A talk about dqlite was given at FOSDEM 2020, you can watch it
[here](https://fosdem.org/2020/schedule/event/dqlite/).

[Here](https://gcore.com/blog/comparing-litestream-rqlite-dqlite/) is a blog
post from 2022 comparing dqlite with rqlite and Litestream, other replication
software for SQLite.

Wire protocol
-------------

If you wish to write a client, please refer to the [wire
protocol](https://dqlite.io/docs/protocol) documentation.

Install
-------

If you are on a Debian-based system, you can get the latest development release
from dqlite's [dev PPA](https://launchpad.net/~dqlite/+archive/ubuntu/dev):

```
sudo add-apt-repository ppa:dqlite/dev
sudo apt update
sudo apt install libdqlite-dev
```

Contributing
------------

See [CONTRIBUTING.md](./CONTRIBUTING.md).

Build
-----

To build libdqlite from source you'll need:

* Build dependencies: pkg-config and GNU Autoconf, Automake, libtool, and make
* A reasonably recent version of [libuv](https://libuv.org/) (v1.8.0 or later), with headers.
* A reasonably recent version of [SQLite](https://sqlite.org/) (v3.22.0 or later), with headers.
* Optionally, a reasonably recent version of [LZ4](https://lz4.org/) (v1.7.1 or later), with headers.

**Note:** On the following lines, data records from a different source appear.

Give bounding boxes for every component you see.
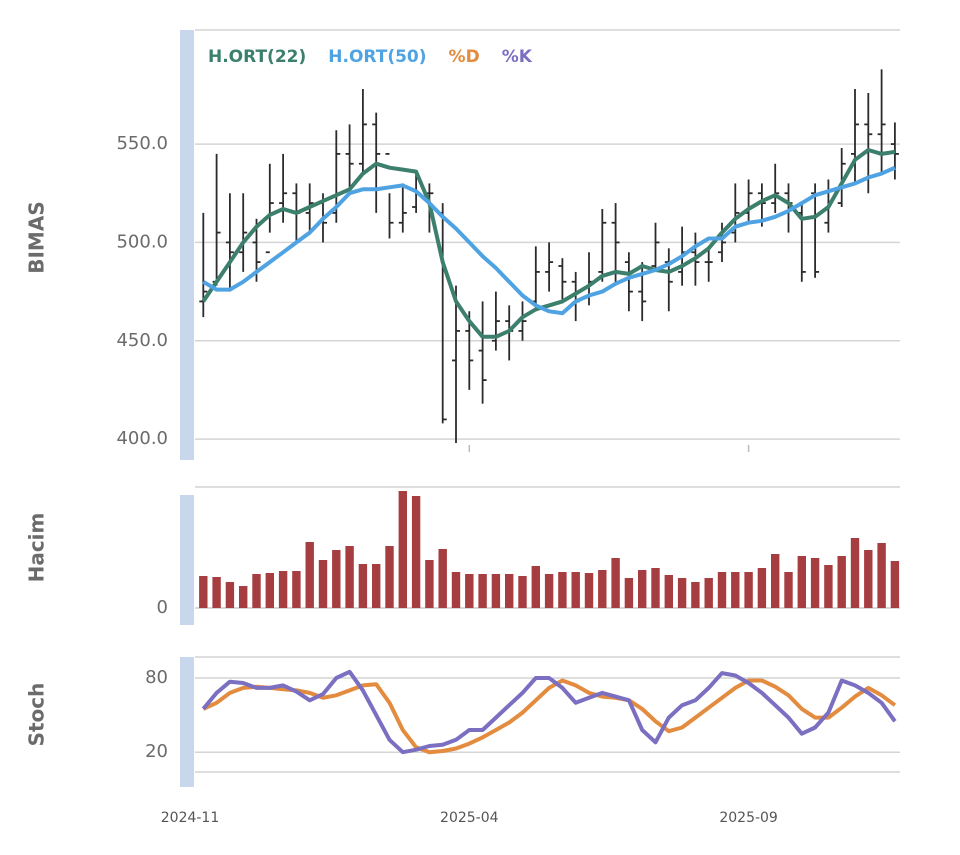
volume-bar bbox=[385, 546, 394, 608]
volume-bar bbox=[505, 574, 514, 608]
volume-bar bbox=[731, 572, 740, 608]
volume-bar bbox=[757, 568, 767, 608]
volume-bar bbox=[584, 573, 594, 608]
volume-bar bbox=[544, 574, 554, 608]
legend-entry: %K bbox=[502, 47, 533, 67]
volume-bar bbox=[810, 558, 820, 608]
volume-bar bbox=[651, 568, 660, 608]
y-tick-label: 400.0 bbox=[116, 428, 168, 449]
volume-bar bbox=[278, 571, 288, 608]
volume-bar bbox=[850, 538, 860, 608]
volume-bar bbox=[239, 586, 248, 608]
volume-bar bbox=[451, 572, 461, 608]
volume-bar bbox=[225, 582, 235, 608]
volume-bar bbox=[212, 577, 221, 608]
volume-bar bbox=[744, 572, 753, 608]
panel-handle bbox=[180, 495, 194, 625]
volume-bar bbox=[890, 561, 900, 608]
x-tick-label: 2025-09 bbox=[719, 810, 778, 826]
series-line bbox=[201, 669, 897, 755]
y-tick-label: 500.0 bbox=[116, 231, 168, 252]
volume-bar bbox=[611, 558, 620, 608]
volume-bar bbox=[571, 572, 580, 608]
volume-bar bbox=[465, 574, 474, 608]
legend-entry: H.ORT(50) bbox=[328, 47, 426, 67]
x-tick-label: 2025-04 bbox=[440, 810, 499, 826]
volume-bar bbox=[199, 576, 208, 608]
volume-bar bbox=[771, 554, 780, 608]
volume-bar bbox=[784, 572, 793, 608]
volume-bar bbox=[691, 582, 700, 608]
volume-bar bbox=[717, 572, 727, 608]
volume-bar bbox=[491, 574, 501, 608]
volume-bar bbox=[411, 496, 421, 608]
volume-bar bbox=[558, 572, 567, 608]
volume-bar bbox=[425, 560, 434, 608]
volume-bar bbox=[677, 578, 687, 608]
volume-bar bbox=[664, 575, 673, 608]
volume-bar bbox=[638, 570, 647, 608]
volume-bar bbox=[398, 491, 407, 608]
volume-bar bbox=[797, 556, 806, 608]
volume-bar bbox=[837, 556, 846, 608]
volume-bar bbox=[824, 565, 833, 608]
series-line bbox=[202, 165, 896, 316]
volume-bar bbox=[345, 546, 354, 608]
panel-handle bbox=[180, 657, 194, 787]
volume-bar bbox=[518, 576, 527, 608]
volume-bar bbox=[438, 549, 447, 608]
volume-bar bbox=[265, 573, 274, 608]
volume-bar bbox=[704, 578, 713, 608]
legend-entry: %D bbox=[449, 47, 480, 67]
volume-bar bbox=[624, 578, 634, 608]
y-axis-title: BIMAS bbox=[25, 201, 49, 273]
volume-bar bbox=[318, 560, 328, 608]
volume-bar bbox=[372, 564, 381, 608]
volume-bar bbox=[877, 543, 886, 608]
volume-bar bbox=[478, 574, 487, 608]
y-tick-label: 20 bbox=[145, 741, 168, 762]
panel-handle bbox=[180, 30, 194, 460]
volume-bar bbox=[864, 550, 873, 608]
y-tick-label: 80 bbox=[145, 667, 168, 688]
volume-bar bbox=[332, 550, 341, 608]
volume-bar bbox=[598, 570, 607, 608]
volume-bar bbox=[305, 542, 314, 608]
volume-bar bbox=[292, 571, 301, 608]
y-tick-label: 450.0 bbox=[116, 330, 168, 351]
series-line bbox=[201, 148, 896, 339]
legend-entry: H.ORT(22) bbox=[208, 47, 306, 67]
series-line bbox=[202, 678, 897, 755]
x-tick-label: 2024-11 bbox=[161, 810, 220, 826]
volume-bar bbox=[358, 564, 368, 608]
y-tick-label: 0 bbox=[157, 597, 168, 618]
y-tick-label: 550.0 bbox=[116, 133, 168, 154]
y-axis-title: Stoch bbox=[25, 683, 49, 747]
y-axis-title: Hacim bbox=[25, 513, 49, 583]
volume-bar bbox=[252, 574, 261, 608]
volume-bar bbox=[531, 566, 540, 608]
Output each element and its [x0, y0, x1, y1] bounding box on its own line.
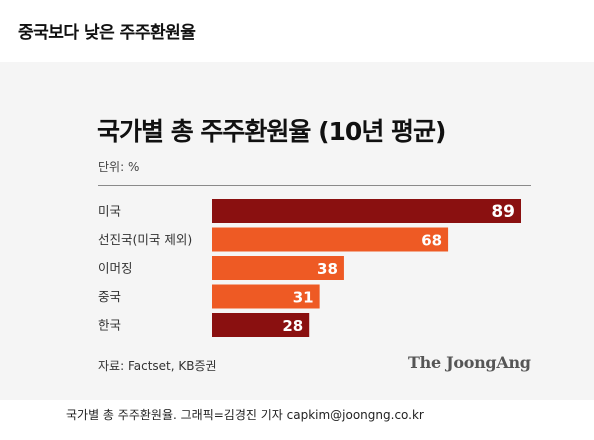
- chart-title: 국가별 총 주주환원율 (10년 평균): [97, 117, 446, 146]
- page-heading: 중국보다 낮은 주주환원율: [18, 23, 196, 43]
- bar-3: [212, 284, 320, 309]
- bar-0: [212, 199, 521, 223]
- bar-value-label: 68: [421, 232, 442, 250]
- bar-2: [212, 256, 344, 280]
- divider: [98, 185, 531, 186]
- category-label: 한국: [98, 318, 121, 333]
- bar-4: [212, 313, 310, 337]
- source-label: 자료: Factset, KB증권: [98, 359, 217, 373]
- brand-logo: The JoongAng: [408, 353, 531, 372]
- category-label: 선진국(미국 제외): [98, 232, 192, 247]
- bar-value-label: 89: [491, 202, 515, 222]
- category-label: 중국: [98, 289, 121, 304]
- category-label: 미국: [98, 204, 121, 219]
- bar-1: [212, 227, 449, 252]
- unit-label: 단위: %: [98, 160, 140, 174]
- caption: 국가별 총 주주환원율. 그래픽=김경진 기자 capkim@joongng.c…: [66, 408, 424, 422]
- bar-value-label: 28: [282, 317, 303, 335]
- category-label: 이머징: [98, 261, 133, 276]
- bar-value-label: 38: [317, 260, 338, 278]
- bar-value-label: 31: [293, 289, 314, 307]
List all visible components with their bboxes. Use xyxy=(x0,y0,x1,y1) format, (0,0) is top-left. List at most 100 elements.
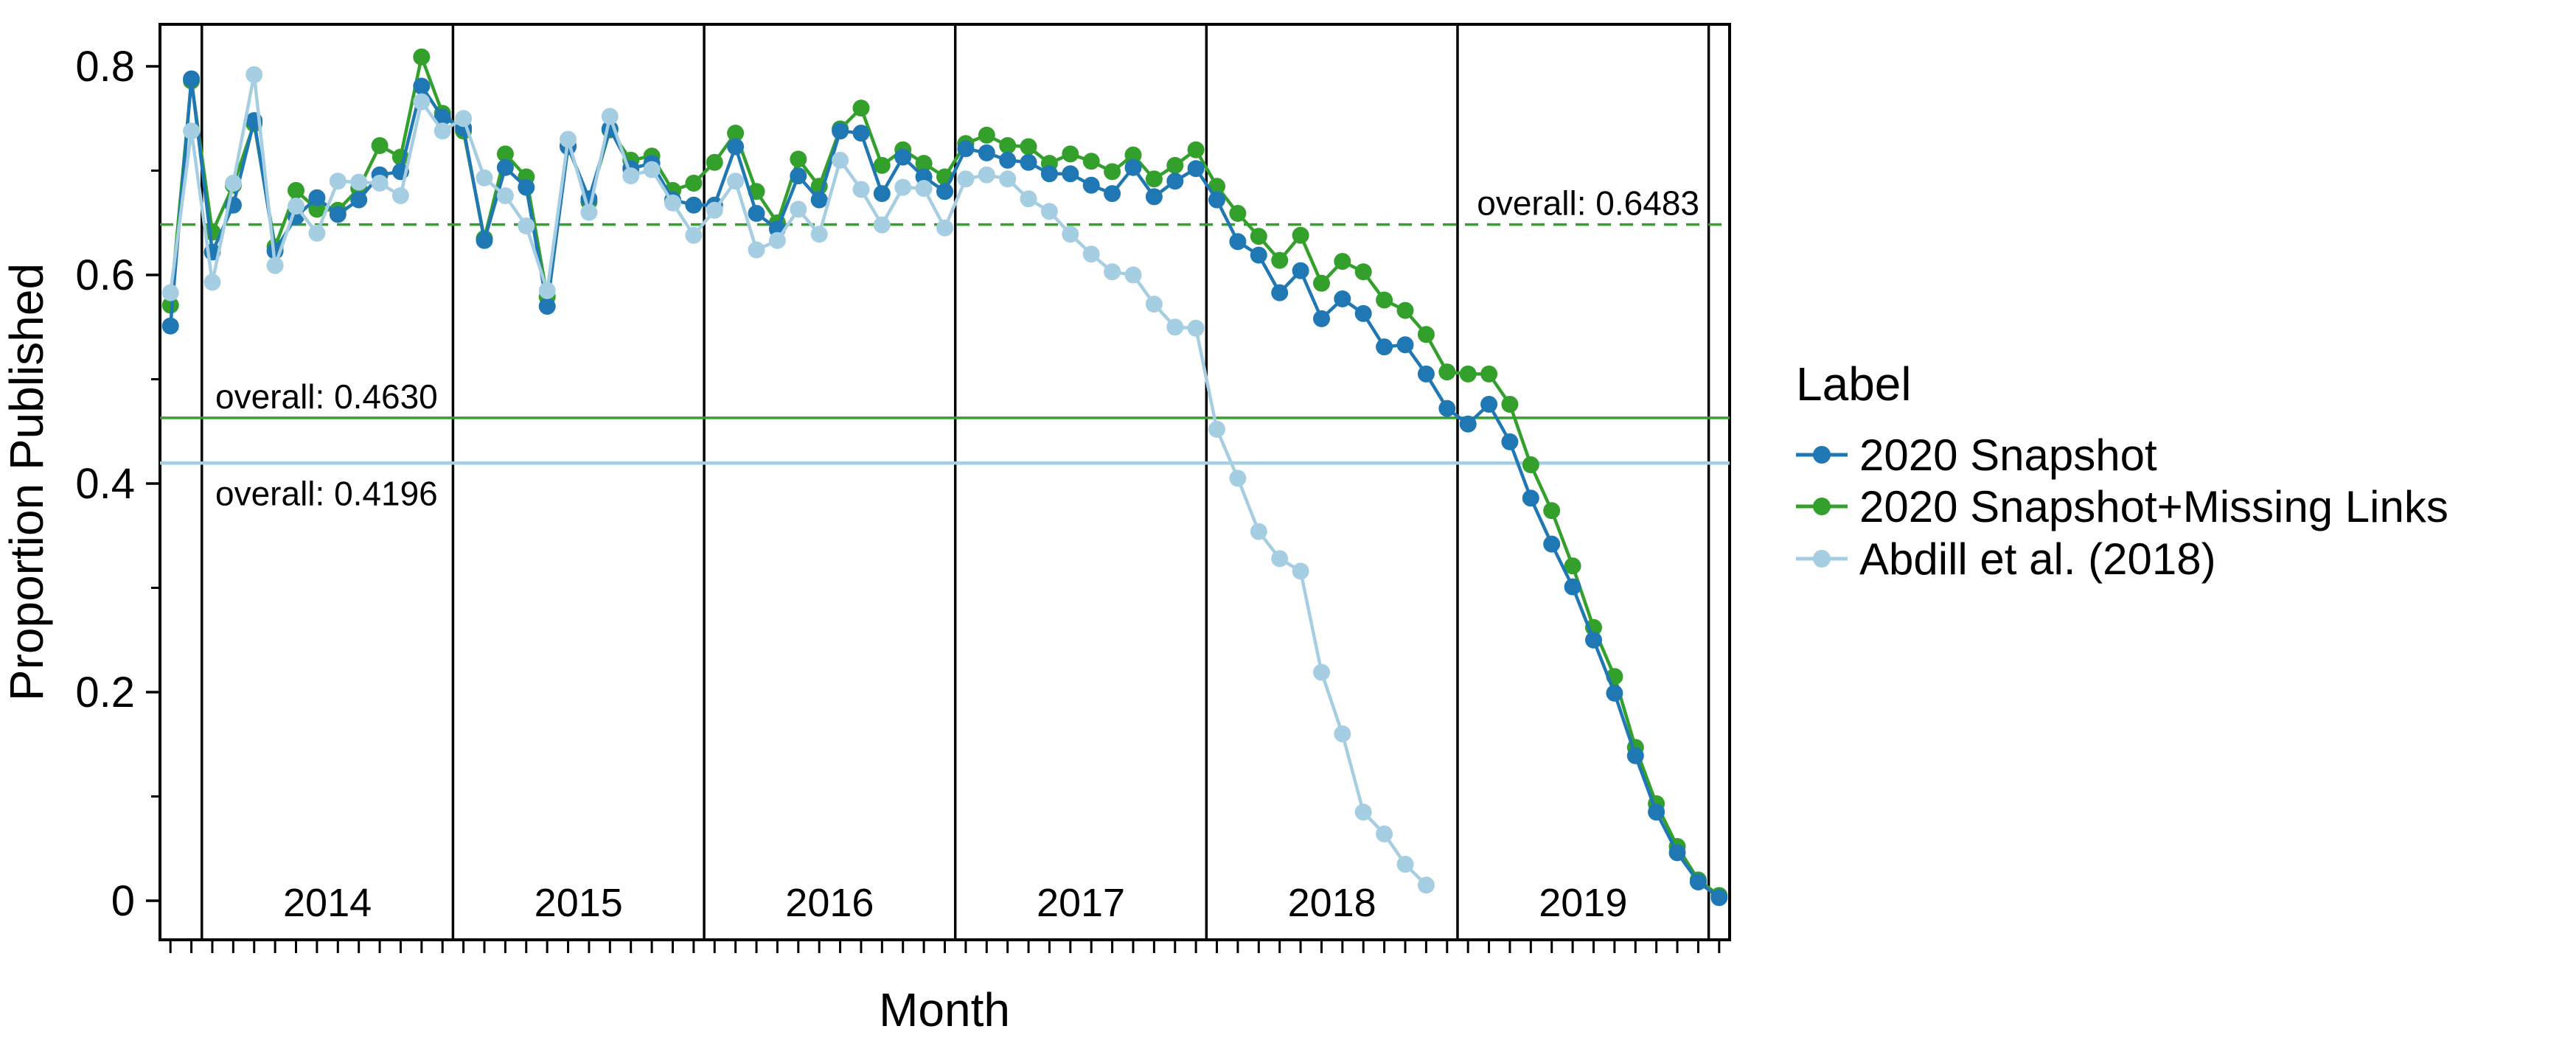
data-point xyxy=(1250,228,1267,245)
data-point xyxy=(1104,163,1121,181)
data-point xyxy=(1040,165,1058,183)
data-point xyxy=(1271,550,1289,568)
legend-item: 2020 Snapshot xyxy=(1796,430,2157,480)
data-point xyxy=(560,130,577,148)
data-point xyxy=(1522,489,1539,507)
data-point xyxy=(496,145,514,163)
data-point xyxy=(1313,663,1330,681)
data-point xyxy=(350,173,368,191)
legend-title: Label xyxy=(1796,357,1912,411)
data-point xyxy=(1626,747,1644,764)
data-point xyxy=(1250,523,1267,540)
data-point xyxy=(1020,138,1037,156)
data-point xyxy=(391,187,409,204)
axis-layer: 0 0.2 0.4 0.6 0.8 xyxy=(75,43,1721,953)
data-point xyxy=(832,151,849,169)
data-point xyxy=(1082,245,1100,263)
data-point xyxy=(496,158,514,176)
data-point xyxy=(203,273,221,291)
data-point xyxy=(810,226,828,243)
legend-key-point xyxy=(1813,550,1831,568)
data-point xyxy=(288,198,304,215)
data-point xyxy=(1668,844,1686,862)
data-point xyxy=(852,125,870,142)
data-point xyxy=(1082,153,1100,170)
data-point xyxy=(1145,170,1163,188)
data-point xyxy=(622,167,640,185)
data-point xyxy=(1166,318,1184,336)
data-point xyxy=(1438,400,1456,417)
data-point xyxy=(455,110,473,128)
data-point xyxy=(685,175,703,192)
year-label: 2014 xyxy=(283,881,372,925)
data-point xyxy=(1082,176,1100,194)
data-point xyxy=(1501,433,1519,450)
data-point xyxy=(1396,301,1414,319)
data-point xyxy=(1313,274,1330,292)
data-point xyxy=(643,161,661,178)
data-point xyxy=(1334,253,1351,271)
y-tick-label: 0.8 xyxy=(75,43,135,91)
data-point xyxy=(518,217,535,234)
legend-key-point xyxy=(1813,446,1831,464)
year-label: 2019 xyxy=(1539,881,1627,925)
data-point xyxy=(1564,578,1581,596)
data-point xyxy=(1543,502,1561,520)
data-point xyxy=(768,231,786,249)
data-point xyxy=(748,241,765,259)
data-point xyxy=(476,169,493,186)
y-tick-label: 0.4 xyxy=(75,460,135,508)
data-point xyxy=(1292,262,1309,279)
data-point xyxy=(873,156,891,174)
data-point xyxy=(978,166,995,184)
series-abdill-et-al-2018- xyxy=(161,66,1435,894)
data-point xyxy=(727,172,745,190)
data-point xyxy=(1459,415,1477,433)
data-point xyxy=(1040,203,1058,220)
data-point xyxy=(1020,153,1037,171)
data-point xyxy=(664,194,681,212)
data-point xyxy=(1648,803,1665,821)
data-point xyxy=(413,48,431,66)
data-point xyxy=(329,206,347,223)
data-point xyxy=(1417,365,1435,383)
data-point xyxy=(413,93,431,111)
data-point xyxy=(685,226,703,244)
data-point xyxy=(1104,263,1121,281)
data-point xyxy=(999,151,1017,169)
data-point xyxy=(894,148,912,166)
data-point xyxy=(1229,470,1247,487)
data-point xyxy=(601,108,619,125)
data-point xyxy=(538,298,556,315)
legend-item: 2020 Snapshot+Missing Links xyxy=(1796,482,2448,531)
data-point xyxy=(727,138,745,156)
legend: Label 2020 Snapshot 2020 Snapshot+Missin… xyxy=(1796,357,2448,584)
y-tick-label: 0 xyxy=(111,877,135,925)
data-point xyxy=(957,140,975,158)
data-point xyxy=(1376,291,1393,309)
data-point xyxy=(329,172,347,190)
ref-line-label: overall: 0.6483 xyxy=(1477,184,1699,223)
data-point xyxy=(936,219,953,237)
data-point xyxy=(224,175,242,192)
data-point xyxy=(915,180,933,198)
data-point xyxy=(434,122,451,140)
data-point xyxy=(1271,284,1289,301)
data-point xyxy=(350,191,368,209)
data-point xyxy=(1354,263,1372,281)
data-point xyxy=(1459,365,1477,383)
data-point xyxy=(1585,631,1602,649)
data-point xyxy=(832,122,849,140)
data-point xyxy=(246,66,263,83)
data-point xyxy=(1271,251,1289,269)
data-point xyxy=(978,126,995,144)
data-point xyxy=(1229,233,1247,251)
data-point xyxy=(1480,396,1498,413)
data-point xyxy=(308,224,326,242)
data-point xyxy=(1438,363,1456,381)
ref-line-label: overall: 0.4630 xyxy=(215,377,438,416)
data-point xyxy=(978,144,995,161)
data-point xyxy=(518,178,535,196)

Your distribution should already provide you with these dependencies. For
example, on Debian-based distros:

```
sudo apt install pkg-config autoconf automake libtool make libuv1-dev libsqlite3-dev liblz4-dev
```

With these dependencies installed, you can build and install the dqlite shared
library and headers as follows:

```
$ autoreconf -i
$ ./configure --enable-build-raft
$ make
$ sudo make install
```

The default installation prefix is `/usr/local`; you may need to run

```
$ sudo ldconfig
```

to enable the linker to find `libdqlite.so`. To install to a different prefix,
replace the configure step with something like

```
$ ./configure --enable-build-raft --prefix=/usr
```

The `--enable-build-raft` option causes dqlite to use its bundled Raft
implementation instead of linking to an external libraft; the latter is a
legacy configuration that should not be used for new development.

Building for static linking
---------------------------

If you're building dqlite for eventual use in a statically-linked
binary, there are some additional considerations. You should pass
`--with-static-deps` to the configure script; this disables code that
relies on dependencies being dynamically linked. (Currently it only
affects the test suite, but you should use it even when building
`libdqlite.a` only for future compatibility.)

When linking libdqlite with musl libc, it's recommended to increase
the default stack size, which is otherwise too low for dqlite's
needs:

```
LDFLAGS="-Wl,-z,stack-size=1048576"
```

The `contrib/build-static.sh` script demonstrates building and
testing dqlite with all dependencies (including libc) statically
linked.

Usage Notes
-----------

Detailed tracing will be enabled when the environment variable
`LIBDQLITE_TRACE` is set before startup. The value of it can be in `[0..5]`
range and reperesents a tracing level, where `0` means "no traces" emitted, `5`
enables minimum (FATAL records only), and `1` enables maximum verbosity (all:
DEBUG, INFO, WARN, ERROR, FATAL records).